In 1965, the Sovereign Grand Commander of the Supreme Council of France wanted to move into the sphere of British influence, against the majority opinion of the rest of the Order. He therefore left the Supreme Council of France to found in 1965 the Supreme Council for France, attached to the French National Grand Lodge (GLNF). He had to be re-initiated in the 33 degrees of the Rite. That is how this Grand Lodge came to hold the full system of degrees of the AASR or REAA.
Today, therefore, there are in France 3 legitimate Supreme Councils who manage this Rite:
- The Supreme Council of France (1804/1821) related to the Grand Lodge of France,
- The Supreme Council of the Ancient and Accepted Scottish Rite (1804/1815) related to the Grand Orient of France,
- The Supreme Council for France (1965) related to the French National Grand Lodge.
Curiously, the first three degrees of this Rite are in use mainly in the European Grand Lodges, with the exception of Israel and a few African Grand Lodges. The United States of America practices the 4th to 33rd degrees, with the exception of a few blue lodges in Louisiana which work the first 3 degrees of this Rite.
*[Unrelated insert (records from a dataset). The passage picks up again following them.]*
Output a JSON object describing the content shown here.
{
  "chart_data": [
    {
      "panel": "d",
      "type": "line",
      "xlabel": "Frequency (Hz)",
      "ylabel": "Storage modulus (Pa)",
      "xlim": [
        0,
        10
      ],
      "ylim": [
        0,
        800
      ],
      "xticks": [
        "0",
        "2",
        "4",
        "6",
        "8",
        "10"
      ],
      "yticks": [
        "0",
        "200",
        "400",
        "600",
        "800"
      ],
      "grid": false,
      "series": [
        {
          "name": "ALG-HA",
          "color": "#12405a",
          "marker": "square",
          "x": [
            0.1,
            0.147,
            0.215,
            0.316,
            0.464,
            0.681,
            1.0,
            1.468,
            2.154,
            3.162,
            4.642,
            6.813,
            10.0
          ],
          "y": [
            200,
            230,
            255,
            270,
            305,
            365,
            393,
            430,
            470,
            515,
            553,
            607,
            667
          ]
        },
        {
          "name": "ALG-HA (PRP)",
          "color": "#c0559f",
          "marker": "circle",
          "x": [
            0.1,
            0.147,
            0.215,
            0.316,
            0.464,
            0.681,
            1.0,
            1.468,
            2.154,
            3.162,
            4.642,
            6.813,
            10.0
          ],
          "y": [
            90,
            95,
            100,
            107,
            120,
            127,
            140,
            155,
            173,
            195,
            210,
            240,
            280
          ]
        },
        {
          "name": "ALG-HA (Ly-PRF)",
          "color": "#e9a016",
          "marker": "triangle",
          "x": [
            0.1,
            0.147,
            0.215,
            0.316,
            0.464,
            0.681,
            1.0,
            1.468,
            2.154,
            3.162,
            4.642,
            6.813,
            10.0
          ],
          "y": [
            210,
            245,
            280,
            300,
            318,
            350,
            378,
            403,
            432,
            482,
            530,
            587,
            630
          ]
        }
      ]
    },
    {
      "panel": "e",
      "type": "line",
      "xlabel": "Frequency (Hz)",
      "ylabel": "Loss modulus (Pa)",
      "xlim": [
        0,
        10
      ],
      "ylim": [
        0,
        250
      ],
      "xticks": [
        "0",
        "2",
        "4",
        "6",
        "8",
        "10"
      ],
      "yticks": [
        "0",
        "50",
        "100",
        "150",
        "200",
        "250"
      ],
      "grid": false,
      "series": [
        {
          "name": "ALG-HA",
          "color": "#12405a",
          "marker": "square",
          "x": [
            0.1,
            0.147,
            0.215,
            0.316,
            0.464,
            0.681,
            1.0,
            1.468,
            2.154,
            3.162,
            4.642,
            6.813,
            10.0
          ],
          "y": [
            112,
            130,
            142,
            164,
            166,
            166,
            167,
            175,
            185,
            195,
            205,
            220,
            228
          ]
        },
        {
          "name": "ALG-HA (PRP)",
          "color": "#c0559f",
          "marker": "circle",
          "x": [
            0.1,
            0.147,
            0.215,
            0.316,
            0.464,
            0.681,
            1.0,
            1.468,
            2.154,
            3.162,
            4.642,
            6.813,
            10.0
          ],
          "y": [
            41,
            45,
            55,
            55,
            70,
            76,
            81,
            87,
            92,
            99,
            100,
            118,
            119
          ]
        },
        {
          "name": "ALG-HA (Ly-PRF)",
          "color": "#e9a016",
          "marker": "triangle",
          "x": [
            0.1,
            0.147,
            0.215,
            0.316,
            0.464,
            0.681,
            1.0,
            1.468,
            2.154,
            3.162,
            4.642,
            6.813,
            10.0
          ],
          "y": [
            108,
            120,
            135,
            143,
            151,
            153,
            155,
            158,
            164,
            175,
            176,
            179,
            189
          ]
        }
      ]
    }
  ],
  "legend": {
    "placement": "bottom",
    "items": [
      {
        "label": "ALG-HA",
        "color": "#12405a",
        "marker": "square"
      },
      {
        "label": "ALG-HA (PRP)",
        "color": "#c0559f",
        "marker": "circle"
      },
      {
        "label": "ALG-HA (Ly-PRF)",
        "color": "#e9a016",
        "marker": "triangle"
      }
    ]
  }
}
The full system has 33 degrees which are:
- Entered Apprentice
- Fellow Craft
- Master Mason
Lodges of Perfection
- Master Secret
- Perfect Master
- Intimate Secretary
- Provost and Judge
- Intendant of the Building
- Elu of the Nine
- Elu of Fifteen
- Elu of the Twelve
- Master Architect
- Royal Arch of Solomon
- Perfect Elu
- Knight of the East, of the Sword, or of the Eagle
- Prince of Jerusalem
- Knight of the East and West
- Knight Rose+Croix
Councils of Kadosh
- Grand Pontiff
- Master of the Symbolic Lodge
- Noachite, or Prussian Knight
- Knight Royal Axe, Prince of Libanus
- Chief of the Tabernacle
- Prince of the Tabernacle
- Knight of the Brazen Serpent
- Prince of Mercy
- Knight Commander of the Temple
- Knight of the Sun, or Prince Adept
- Scottish Knight of Saint Andrew
- Knight of Kadosh, or Knight of the White and Black Eagle
- Grand Inspector Inquisitor
- Sublime Prince of the Royal Secret
- Sovereign Grand Inspector General
The Supreme Council is an assembly chaired by a Sovereign Grand Commander. It has between 9 and 33 members chosen from among those who have the 33rd degree. To know more about this Rite, we encourage you to read the “Manifesto of the Congress of Lausanne” and the “Circular throughout the Two Hemispheres,” which are founding documents of this order.